Apple (NASDAQ:AAPL) and Google (NASDAQ:GOOG) have been engaged in a tough fight for long. The Cupertino-based company spent a lot of its $40 billion war chest to bring down Google’s Android. However, Apple has done well despite stiff competition. Its results are now better than Google and the company is gaining traction with its iPhones. Also, with a strong quarterly dividend and a share buyback in the billions, Apple stock is a better buy than Google. Let us take a look at whether Apple can generate further solid results going forward.
An Apple That Keeps Growing
Apple’s revenue has seen a tremendous increase on an annual basis, gaining more than 41% in the last five years. Apple’s success story and market capturing ability isn’t showing any signs of fading away. The company has a strong cash position with $100 billion in the bank.
Apple’s success can be attributed by record sales of more than 50 million units of the iPhone in the holiday quarter. The newest iPad’s record sales were the cherry on the cake for the company. The highly anticipated iPhone 6 is still in the pipeline and the high anticipation of the device is a great sign for Apple.

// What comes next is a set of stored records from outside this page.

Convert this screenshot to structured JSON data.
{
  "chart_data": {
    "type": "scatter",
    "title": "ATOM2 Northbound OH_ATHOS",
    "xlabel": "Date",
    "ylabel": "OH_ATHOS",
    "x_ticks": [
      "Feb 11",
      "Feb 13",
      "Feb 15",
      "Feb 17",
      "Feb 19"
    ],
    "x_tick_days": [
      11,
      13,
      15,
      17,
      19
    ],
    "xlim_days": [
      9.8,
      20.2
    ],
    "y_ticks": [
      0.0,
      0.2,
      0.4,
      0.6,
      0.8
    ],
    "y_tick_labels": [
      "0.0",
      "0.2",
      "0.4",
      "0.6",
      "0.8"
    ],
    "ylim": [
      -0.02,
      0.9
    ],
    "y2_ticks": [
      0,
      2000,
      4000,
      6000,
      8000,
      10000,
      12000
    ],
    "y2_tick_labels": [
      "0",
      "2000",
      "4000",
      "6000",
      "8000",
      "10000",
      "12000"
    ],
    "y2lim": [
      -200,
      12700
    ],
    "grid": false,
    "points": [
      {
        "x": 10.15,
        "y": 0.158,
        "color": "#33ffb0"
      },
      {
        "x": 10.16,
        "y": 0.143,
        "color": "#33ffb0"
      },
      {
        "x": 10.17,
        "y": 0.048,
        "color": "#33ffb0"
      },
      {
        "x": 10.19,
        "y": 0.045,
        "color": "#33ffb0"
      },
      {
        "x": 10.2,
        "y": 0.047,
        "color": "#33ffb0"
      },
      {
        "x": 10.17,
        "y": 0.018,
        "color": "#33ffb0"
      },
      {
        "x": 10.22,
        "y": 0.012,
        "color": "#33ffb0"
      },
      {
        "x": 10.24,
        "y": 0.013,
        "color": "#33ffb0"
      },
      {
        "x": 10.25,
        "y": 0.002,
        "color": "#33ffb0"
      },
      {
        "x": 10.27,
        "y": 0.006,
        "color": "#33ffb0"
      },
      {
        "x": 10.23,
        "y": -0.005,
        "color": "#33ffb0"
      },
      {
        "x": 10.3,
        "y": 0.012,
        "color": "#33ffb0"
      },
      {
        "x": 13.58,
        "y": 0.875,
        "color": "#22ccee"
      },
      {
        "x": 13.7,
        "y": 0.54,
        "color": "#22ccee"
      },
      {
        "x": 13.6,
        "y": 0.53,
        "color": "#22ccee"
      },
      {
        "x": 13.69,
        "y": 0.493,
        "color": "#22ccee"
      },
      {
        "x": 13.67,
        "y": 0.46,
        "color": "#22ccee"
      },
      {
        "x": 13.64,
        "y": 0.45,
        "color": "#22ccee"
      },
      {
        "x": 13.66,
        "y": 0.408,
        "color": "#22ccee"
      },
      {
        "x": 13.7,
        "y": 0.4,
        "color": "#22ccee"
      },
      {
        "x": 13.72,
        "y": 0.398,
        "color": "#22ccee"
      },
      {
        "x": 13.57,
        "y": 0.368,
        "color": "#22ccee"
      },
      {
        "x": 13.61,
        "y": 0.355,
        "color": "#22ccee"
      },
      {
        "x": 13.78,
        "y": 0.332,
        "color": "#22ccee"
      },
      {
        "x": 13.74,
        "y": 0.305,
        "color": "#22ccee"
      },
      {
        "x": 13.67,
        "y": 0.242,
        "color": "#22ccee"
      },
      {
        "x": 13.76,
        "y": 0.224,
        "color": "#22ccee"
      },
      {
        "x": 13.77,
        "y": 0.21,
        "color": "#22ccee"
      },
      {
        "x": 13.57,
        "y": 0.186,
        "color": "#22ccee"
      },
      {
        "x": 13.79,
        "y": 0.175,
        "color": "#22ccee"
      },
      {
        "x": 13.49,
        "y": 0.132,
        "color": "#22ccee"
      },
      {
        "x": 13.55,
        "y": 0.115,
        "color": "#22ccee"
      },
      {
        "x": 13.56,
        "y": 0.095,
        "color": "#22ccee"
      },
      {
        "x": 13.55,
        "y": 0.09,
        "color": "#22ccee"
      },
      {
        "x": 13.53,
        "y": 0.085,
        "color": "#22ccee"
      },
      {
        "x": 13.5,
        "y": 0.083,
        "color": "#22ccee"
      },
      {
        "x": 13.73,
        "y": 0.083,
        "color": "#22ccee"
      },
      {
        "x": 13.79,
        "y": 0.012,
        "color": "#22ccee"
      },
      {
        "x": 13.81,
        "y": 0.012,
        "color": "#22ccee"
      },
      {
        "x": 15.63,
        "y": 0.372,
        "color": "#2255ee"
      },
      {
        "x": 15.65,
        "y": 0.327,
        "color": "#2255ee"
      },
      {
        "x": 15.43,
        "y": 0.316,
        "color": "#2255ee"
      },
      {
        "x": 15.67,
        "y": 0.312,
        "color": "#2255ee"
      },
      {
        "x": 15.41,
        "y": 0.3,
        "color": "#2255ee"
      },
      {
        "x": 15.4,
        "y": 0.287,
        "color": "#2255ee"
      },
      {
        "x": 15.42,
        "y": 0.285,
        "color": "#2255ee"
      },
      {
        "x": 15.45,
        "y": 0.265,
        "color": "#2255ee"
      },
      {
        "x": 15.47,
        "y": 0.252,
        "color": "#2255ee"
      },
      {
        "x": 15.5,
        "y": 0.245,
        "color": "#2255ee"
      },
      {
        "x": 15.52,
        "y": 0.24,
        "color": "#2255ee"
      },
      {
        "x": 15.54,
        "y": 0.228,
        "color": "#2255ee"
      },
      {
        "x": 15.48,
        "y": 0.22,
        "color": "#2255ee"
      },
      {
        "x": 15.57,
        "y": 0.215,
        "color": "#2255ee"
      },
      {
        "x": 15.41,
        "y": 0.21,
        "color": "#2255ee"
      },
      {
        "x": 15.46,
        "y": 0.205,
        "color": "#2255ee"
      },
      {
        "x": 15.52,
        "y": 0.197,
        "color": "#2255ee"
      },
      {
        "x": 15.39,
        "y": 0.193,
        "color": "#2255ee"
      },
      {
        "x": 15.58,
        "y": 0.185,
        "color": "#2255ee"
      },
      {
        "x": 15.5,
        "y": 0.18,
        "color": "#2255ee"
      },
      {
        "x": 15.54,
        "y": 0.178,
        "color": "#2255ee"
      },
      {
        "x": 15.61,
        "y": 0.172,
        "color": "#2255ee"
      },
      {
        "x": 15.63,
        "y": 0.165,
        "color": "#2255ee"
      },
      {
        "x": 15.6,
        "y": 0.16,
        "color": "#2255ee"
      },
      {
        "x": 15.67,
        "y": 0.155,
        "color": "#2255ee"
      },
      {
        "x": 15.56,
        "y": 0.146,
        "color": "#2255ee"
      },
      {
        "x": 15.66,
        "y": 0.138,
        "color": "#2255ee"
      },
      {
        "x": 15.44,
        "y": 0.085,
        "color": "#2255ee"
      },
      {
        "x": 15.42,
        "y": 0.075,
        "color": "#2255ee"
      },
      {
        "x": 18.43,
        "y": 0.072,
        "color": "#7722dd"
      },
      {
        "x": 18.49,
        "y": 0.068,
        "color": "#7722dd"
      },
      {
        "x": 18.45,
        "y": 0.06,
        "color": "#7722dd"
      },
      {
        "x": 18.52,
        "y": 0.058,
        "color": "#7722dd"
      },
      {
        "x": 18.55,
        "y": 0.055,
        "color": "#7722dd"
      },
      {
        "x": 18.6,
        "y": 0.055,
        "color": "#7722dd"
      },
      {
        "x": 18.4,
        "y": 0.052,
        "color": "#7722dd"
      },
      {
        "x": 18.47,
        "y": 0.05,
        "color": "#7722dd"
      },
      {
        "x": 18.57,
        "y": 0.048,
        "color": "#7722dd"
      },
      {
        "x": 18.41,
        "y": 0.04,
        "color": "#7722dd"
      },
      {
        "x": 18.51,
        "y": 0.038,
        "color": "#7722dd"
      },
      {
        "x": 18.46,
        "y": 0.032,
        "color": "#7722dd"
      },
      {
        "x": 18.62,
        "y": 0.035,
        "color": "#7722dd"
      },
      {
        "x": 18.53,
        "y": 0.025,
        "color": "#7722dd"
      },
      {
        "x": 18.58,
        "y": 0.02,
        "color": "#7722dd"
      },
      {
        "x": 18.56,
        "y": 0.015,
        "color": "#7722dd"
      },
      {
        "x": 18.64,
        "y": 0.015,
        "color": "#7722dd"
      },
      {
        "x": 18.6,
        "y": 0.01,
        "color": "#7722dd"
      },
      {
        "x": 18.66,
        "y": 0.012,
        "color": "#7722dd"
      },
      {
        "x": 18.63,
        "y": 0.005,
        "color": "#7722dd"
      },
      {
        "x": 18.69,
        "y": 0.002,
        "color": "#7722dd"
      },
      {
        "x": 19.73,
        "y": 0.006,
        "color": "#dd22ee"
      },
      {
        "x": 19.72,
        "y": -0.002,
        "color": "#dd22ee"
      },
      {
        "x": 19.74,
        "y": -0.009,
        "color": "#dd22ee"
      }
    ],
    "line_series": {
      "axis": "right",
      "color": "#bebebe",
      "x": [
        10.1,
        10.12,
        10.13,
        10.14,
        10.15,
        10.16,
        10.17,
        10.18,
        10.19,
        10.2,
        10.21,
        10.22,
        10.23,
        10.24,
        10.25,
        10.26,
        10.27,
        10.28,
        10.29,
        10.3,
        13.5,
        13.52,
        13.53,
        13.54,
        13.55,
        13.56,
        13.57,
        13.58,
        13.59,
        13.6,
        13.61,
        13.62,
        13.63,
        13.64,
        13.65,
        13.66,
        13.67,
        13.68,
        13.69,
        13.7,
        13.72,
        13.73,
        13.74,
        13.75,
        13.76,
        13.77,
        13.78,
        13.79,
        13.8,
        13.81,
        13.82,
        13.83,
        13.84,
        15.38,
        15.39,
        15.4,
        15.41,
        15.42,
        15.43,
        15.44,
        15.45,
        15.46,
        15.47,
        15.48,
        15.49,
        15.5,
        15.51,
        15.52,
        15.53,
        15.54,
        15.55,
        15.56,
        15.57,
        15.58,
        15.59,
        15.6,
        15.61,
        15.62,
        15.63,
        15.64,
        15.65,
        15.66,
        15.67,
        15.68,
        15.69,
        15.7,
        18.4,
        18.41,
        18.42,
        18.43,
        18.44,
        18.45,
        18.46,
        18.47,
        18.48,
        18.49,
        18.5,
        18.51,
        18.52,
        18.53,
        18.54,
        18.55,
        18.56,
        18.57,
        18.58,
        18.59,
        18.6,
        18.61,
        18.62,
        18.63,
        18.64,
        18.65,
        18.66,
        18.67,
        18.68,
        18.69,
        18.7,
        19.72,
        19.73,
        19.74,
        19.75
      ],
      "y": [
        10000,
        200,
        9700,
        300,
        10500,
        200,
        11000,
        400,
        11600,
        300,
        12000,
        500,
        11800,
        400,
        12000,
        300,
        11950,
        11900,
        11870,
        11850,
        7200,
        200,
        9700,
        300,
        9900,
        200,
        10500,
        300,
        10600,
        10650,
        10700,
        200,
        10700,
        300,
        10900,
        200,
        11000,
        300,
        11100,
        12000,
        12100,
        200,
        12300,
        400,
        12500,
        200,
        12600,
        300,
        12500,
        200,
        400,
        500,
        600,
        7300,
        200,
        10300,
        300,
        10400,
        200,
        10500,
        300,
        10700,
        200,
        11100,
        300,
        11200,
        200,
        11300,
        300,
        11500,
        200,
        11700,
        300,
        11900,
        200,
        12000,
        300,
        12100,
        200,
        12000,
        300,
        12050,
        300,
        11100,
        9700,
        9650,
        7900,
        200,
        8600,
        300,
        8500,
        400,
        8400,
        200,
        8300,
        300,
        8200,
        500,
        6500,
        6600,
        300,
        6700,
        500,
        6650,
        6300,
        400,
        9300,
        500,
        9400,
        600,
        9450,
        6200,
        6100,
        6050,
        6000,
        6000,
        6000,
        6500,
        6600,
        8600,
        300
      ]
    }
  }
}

As far as opportunity to sell its products is concerned, there is no dearth of it. The booming market for smartphones in China, where users are now moving to 3G devices, is one big opportunity for Apple. So, Apple will find more takers for its iPhones as a result of Chinese smartphone growth. In addition, the company is of the opinion is that the growing complexity of connectivity solutions will lead to a bump in its addressable market.
So, once the migration to 4G devices in China begins, Apple will have an even bigger playing field at its disposal. Presently, telecom major China Mobile is the one looking to roll out LTE in the nation. It began testing its TD-LTE network earlier this year in Guangzhou and Shenzen and is expected to officially roll out its network for public use next month. Once China Mobile’s LTE network is deployed, we should see more devices supporting the technology and Apple's addressable market should increase further, and probably at higher margins.
Mountain of Cash
Apple has a mountain of cash. The company’s financials are strong and are expected to be better than before in the future. As Apple is expected to generate about $60 billion in cash this year, the company is confident of funding its investments and innovations. This will certainly support Apple, considering that it plans to give away around $45 billion over a period of three years in buybacks and dividends. So, spending on dividend and buyback initiatives isn’t a problem for Apple.
Why You Can Still Have a Bite
Comparing Apple’s ratios with Google, Apple lags behind Google with trailing P/E of 16.89 while Google has a trailing P/E of 21.37. If we look at Apple’s forward P/E of 12.27, it is evident that its forward P/E is still lower than its trailing P/E.
Apple still has better prospects. Sound fundamentals, fantastic products, solid financial performance and dividends are qualities that one looks for in a stock. The presence of all these in Apple makes it a stock worth including in a portfolio.